What is Measles?
Measles is viral and highly contagious. An issue surrounding the spread of measles is the length of time between contraction of the virus and the first signs of symptoms. After infection, symptoms are not necessarily present for an additional week or two. Astonishingly, the virus can survive in the air for two to four hours after a cough or sneeze by someone infected by it. Thus, the transmission of measles is enabled in places even when the person is no longer there.
At first, many of the symptoms of measles could be mistaken for a cold: fever, coughing, runny nose and watery eyes. However, running an especially high fever of 104 degrees Fahrenheit or higher is an indicator of measles. Additionally, the associated rash is incredibly troublesome. Fevers spike according to the severity of the rash.
Over many years, measles has been problematic for countries across the globe. One such country that has faced an ongoing battle with measles is Costa Rica.
History of Measles in Costa Rica
- In 1967, Costa Rica implemented its first measles vaccination program. For approximately 10 years, the number of diagnosed cases of measles decreased. However, in 1977 there was an outbreak of the disease.
- Following the 1977 epidemic, further programs were instituted with the goal of preventing another outbreak. Yet, another outbreak occurred in 1979. These new cases were primarily found in children too young to receive the vaccine in accordance with the program; they were under the age of 1.
- In 1983, 90 percent of children over the age of 2 were vaccinated for measles. The country continued in its mission to eradicate measles in Costa Rica.
- The last native case of measles was in 2006. Since 2014, when the last imported case was diagnosed, there had been no new cases of measles.
- Concern arose during 2018 that imported cases of measles would arise, due to the number of cases in Europe and the United States. Due to travel and tourism, the number of reported cases of measles in Latin America had increased. Luckily, no new cases were reported for five years.

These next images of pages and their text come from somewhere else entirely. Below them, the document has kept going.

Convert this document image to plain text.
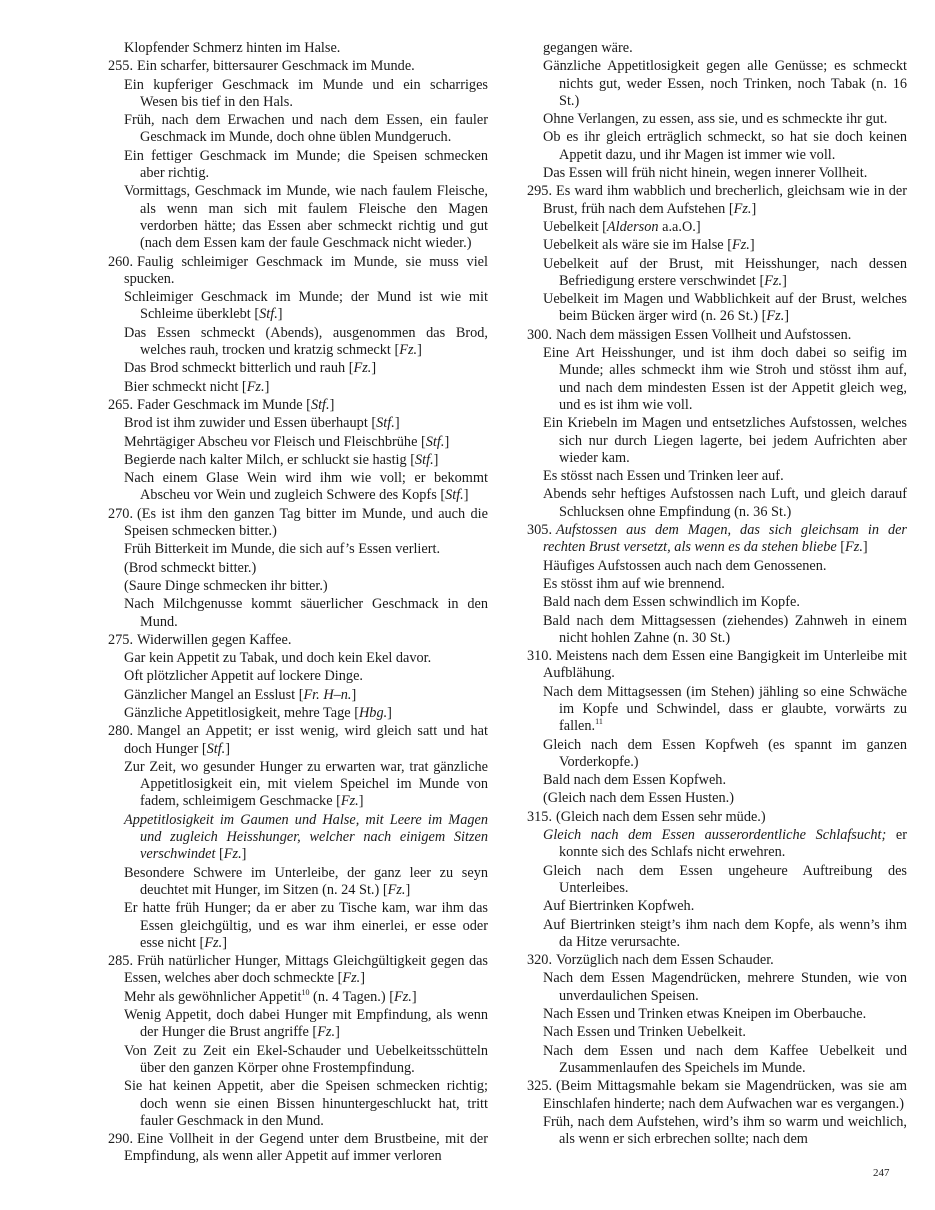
Klopfender Schmerz hinten im Halse.

255. Ein scharfer, bittersaurer Geschmack im Munde.

Ein kupferiger Geschmack im Munde und ein scharriges Wesen bis tief in den Hals.

Früh, nach dem Erwachen und nach dem Essen, ein fauler Geschmack im Munde, doch ohne üblen Mundgeruch.

Ein fettiger Geschmack im Munde; die Speisen schmecken aber richtig.

Vormittags, Geschmack im Munde, wie nach faulem Fleische, als wenn man sich mit faulem Fleische den Magen verdorben hätte; das Essen aber schmeckt richtig und gut (nach dem Essen kam der faule Geschmack nicht wieder.)

260. Faulig schleimiger Geschmack im Munde, sie muss viel spucken.

Schleimiger Geschmack im Munde; der Mund ist wie mit Schleime überklebt [Stf.]

Das Essen schmeckt (Abends), ausgenommen das Brod, welches rauh, trocken und kratzig schmeckt [Fz.]

Das Brod schmeckt bitterlich und rauh [Fz.]

Bier schmeckt nicht [Fz.]

265. Fader Geschmack im Munde [Stf.]

Brod ist ihm zuwider und Essen überhaupt [Stf.]

Mehrtägiger Abscheu vor Fleisch und Fleischbrühe [Stf.]

Begierde nach kalter Milch, er schluckt sie hastig [Stf.]

Nach einem Glase Wein wird ihm wie voll; er bekommt Abscheu vor Wein und zugleich Schwere des Kopfs [Stf.]

270. (Es ist ihm den ganzen Tag bitter im Munde, und auch die Speisen schmecken bitter.)

Früh Bitterkeit im Munde, die sich auf’s Essen verliert.

(Brod schmeckt bitter.)

(Saure Dinge schmecken ihr bitter.)

Nach Milchgenusse kommt säuerlicher Geschmack in den Mund.

275. Widerwillen gegen Kaffee.

Gar kein Appetit zu Tabak, und doch kein Ekel davor.

Oft plötzlicher Appetit auf lockere Dinge.

Gänzlicher Mangel an Esslust [Fr. H–n.]

Gänzliche Appetitlosigkeit, mehre Tage [Hbg.]

280. Mangel an Appetit; er isst wenig, wird gleich satt und hat doch Hunger [Stf.]

Zur Zeit, wo gesunder Hunger zu erwarten war, trat gänzliche Appetitlosigkeit ein, mit vielem Speichel im Munde von fadem, schleimigem Geschmacke [Fz.]

Appetitlosigkeit im Gaumen und Halse, mit Leere im Magen und zugleich Heisshunger, welcher nach einigem Sitzen verschwindet [Fz.]

Besondere Schwere im Unterleibe, der ganz leer zu seyn deuchtet mit Hunger, im Sitzen (n. 24 St.) [Fz.]

Er hatte früh Hunger; da er aber zu Tische kam, war ihm das Essen gleichgültig, und es war ihm einerlei, er esse oder esse nicht [Fz.]

285. Früh natürlicher Hunger, Mittags Gleichgültigkeit gegen das Essen, welches aber doch schmeckte [Fz.]

Mehr als gewöhnlicher Appetit$^{10}$ (n. 4 Tagen.) [Fz.]

Wenig Appetit, doch dabei Hunger mit Empfindung, als wenn der Hunger die Brust angriffe [Fz.]

Von Zeit zu Zeit ein Ekel-Schauder und Uebelkeitsschütteln über den ganzen Körper ohne Frostempfindung.

Sie hat keinen Appetit, aber die Speisen schmecken richtig; doch wenn sie einen Bissen hinuntergeschluckt hat, tritt fauler Geschmack in den Mund.

290. Eine Vollheit in der Gegend unter dem Brustbeine, mit der Empfindung, als wenn aller Appetit auf immer verloren

gegangen wäre.

Gänzliche Appetitlosigkeit gegen alle Genüsse; es schmeckt nichts gut, weder Essen, noch Trinken, noch Tabak (n. 16 St.)

Ohne Verlangen, zu essen, ass sie, und es schmeckte ihr gut.

Ob es ihr gleich erträglich schmeckt, so hat sie doch keinen Appetit dazu, und ihr Magen ist immer wie voll.

Das Essen will früh nicht hinein, wegen innerer Vollheit.

295. Es ward ihm wabblich und brecherlich, gleichsam wie in der Brust, früh nach dem Aufstehen [Fz.]

Uebelkeit [Alderson a.a.O.]

Uebelkeit als wäre sie im Halse [Fz.]

Uebelkeit auf der Brust, mit Heisshunger, nach dessen Befriedigung erstere verschwindet [Fz.]

Uebelkeit im Magen und Wabblichkeit auf der Brust, welches beim Bücken ärger wird (n. 26 St.) [Fz.]

300. Nach dem mässigen Essen Vollheit und Aufstossen.

Eine Art Heisshunger, und ist ihm doch dabei so seifig im Munde; alles schmeckt ihm wie Stroh und stösst ihm auf, und nach dem mindesten Essen ist der Appetit gleich weg, und es ist ihm wie voll.

Ein Kriebeln im Magen und entsetzliches Aufstossen, welches sich nur durch Liegen lagerte, bei jedem Aufrichten aber wieder kam.

Es stösst nach Essen und Trinken leer auf.

Abends sehr heftiges Aufstossen nach Luft, und gleich darauf Schlucksen ohne Empfindung (n. 36 St.)

305. Aufstossen aus dem Magen, das sich gleichsam in der rechten Brust versetzt, als wenn es da stehen bliebe [Fz.]

Häufiges Aufstossen auch nach dem Genossenen.

Es stösst ihm auf wie brennend.

Bald nach dem Essen schwindlich im Kopfe.

Bald nach dem Mittagsessen (ziehendes) Zahnweh in einem nicht hohlen Zahne (n. 30 St.)

310. Meistens nach dem Essen eine Bangigkeit im Unterleibe mit Aufblähung.

Nach dem Mittagsessen (im Stehen) jähling so eine Schwäche im Kopfe und Schwindel, dass er glaubte, vorwärts zu fallen.$^{11}$

Gleich nach dem Essen Kopfweh (es spannt im ganzen Vorderkopfe.)

Bald nach dem Essen Kopfweh.

(Gleich nach dem Essen Husten.)

315. (Gleich nach dem Essen sehr müde.)

Gleich nach dem Essen ausserordentliche Schlafsucht; er konnte sich des Schlafs nicht erwehren.

Gleich nach dem Essen ungeheure Auftreibung des Unterleibes.

Auf Biertrinken Kopfweh.

Auf Biertrinken steigt’s ihm nach dem Kopfe, als wenn’s ihm da Hitze verursachte.

320. Vorzüglich nach dem Essen Schauder.

Nach dem Essen Magendrücken, mehrere Stunden, wie von unverdaulichen Speisen.

Nach Essen und Trinken etwas Kneipen im Oberbauche.

Nach Essen und Trinken Uebelkeit.

Nach dem Essen und nach dem Kaffee Uebelkeit und Zusammenlaufen des Speichels im Munde.

325. (Beim Mittagsmahle bekam sie Magendrücken, was sie am Einschlafen hinderte; nach dem Aufwachen war es vergangen.)

Früh, nach dem Aufstehen, wird’s ihm so warm und weichlich, als wenn er sich erbrechen sollte; nach dem

247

However, 2019 has seen the reintroduction of measles to Costa Rica.
Recent Cases of Measles in Costa Rica
On February 18, 2019 measles was reintroduced to Costa Rica. A young child from France, with classmates that had measles, came to Costa Rica on vacation with his family. The boy developed a rash and was seen by a local doctor. He tested positive for measles.
The Costa Rican Ministry of Health is taking preventative measures to ensure that this possible outbreak is contained. The family was placed in isolation at a hospital because neither the mother nor son had been vaccinated for measles. Additionally, the Costa Rican Ministry of Health has contacted those who were on the same inbound flight and in the same hotels as the family to hinder the spread of measles.
Hopefully, with such plans in place and the measures taken to protect others, measles will be contained. Due to fast action by the Costa Rican Ministry of Health, the spread of measles is likely to be reduced with this new, introduced case.